Защита идеи адаптации кастильского языка к новым странам не означала попытку порвать с колониальным прошлым . Кроме того, Белло получил юридическое образование в период испанской колониальной системы, к которой он изначально был лоялен и критиковал то, что он называл «политизацией прошлого». «Для него независимость не означала полный разрыв с прошлым или возможность нового революционного порядка, а скорее переход к восстановлению законного порядка», — поясняет Якшич. В своем проекте новых государств он отошел от монархизма и пришел к выводу, что республиканство является наиболее жизнеспособной политической моделью.
Из Чили модель общественной организации, основанная на разделении властей государства, распространилась на остальную часть Латинской Америки , но при этом предоставила исполнительной власти откровенно авторитарные инструменты, что было распространено в западном мире. Этот процесс должен был быть легитимизирован посредством выборов на основе переписи населения, в которых приняло участие небольшое, но растущее число активных граждан. Каким образом страна, отнесенная к побережью Тихого океана и не имевшая значения в колонии, стала параметром политического управления? У Якшича есть ответ: «В отличие от многих братских стран, в Чили сравнительно не было сильных региональных, этнических и социально-экономических разногласий, которые так затрудняли территориальную и политическую интеграцию: это была небольшая страна с точки зрения географии и населения».

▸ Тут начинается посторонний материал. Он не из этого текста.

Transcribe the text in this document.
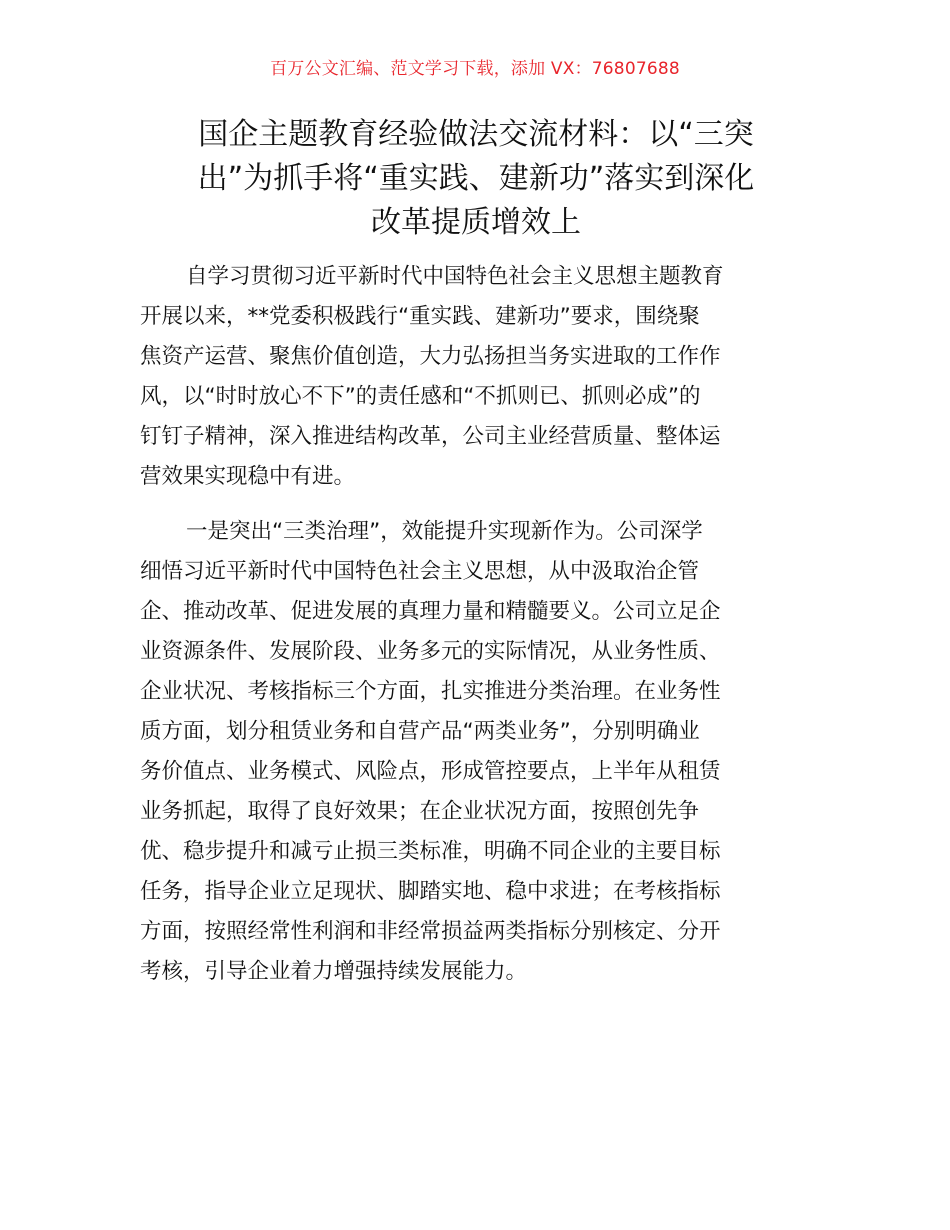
百万公文汇编、范文学习下载，添加 VX：76807688
国企主题教育经验做法交流材料：以“三突
出”为抓手将“重实践、建新功”落实到深化
改革提质增效上

自学习贯彻习近平新时代中国特色社会主义思想主题教育
开展以来，**党委积极践行“重实践、建新功”要求，围绕聚
焦资产运营、聚焦价值创造，大力弘扬担当务实进取的工作作
风，以“时时放心不下”的责任感和“不抓则已、抓则必成”的
钉钉子精神，深入推进结构改革，公司主业经营质量、整体运
营效果实现稳中有进。

一是突出“三类治理”，效能提升实现新作为。公司深学
细悟习近平新时代中国特色社会主义思想，从中汲取治企管
企、推动改革、促进发展的真理力量和精髓要义。公司立足企
业资源条件、发展阶段、业务多元的实际情况，从业务性质、
企业状况、考核指标三个方面，扎实推进分类治理。在业务性
质方面，划分租赁业务和自营产品“两类业务”，分别明确业
务价值点、业务模式、风险点，形成管控要点，上半年从租赁
业务抓起，取得了良好效果；在企业状况方面，按照创先争
优、稳步提升和减亏止损三类标准，明确不同企业的主要目标
任务，指导企业立足现状、脚踏实地、稳中求进；在考核指标
方面，按照经常性利润和非经常损益两类指标分别核定、分开
考核，引导企业着力增强持续发展能力。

Именно в чилийский период, который продолжался до самой смерти, Белло достиг вершины своего творчества. Территория, организованная вдоль полосы, вызволила мыслителя из Лондона через министра Мариано Эганью , предоставив ему государственную должность законодателя и уверенность в необходимости создания новых институтов. Грамматик не только выполнил свою задачу, но и заложил основу государственного высшего образования в стране, создав в 1842 году Чилийский университет, ректором которого он был до самой смерти. В настоящее время по меньшей мере 10 университетов в Латинской Америке носят его имя.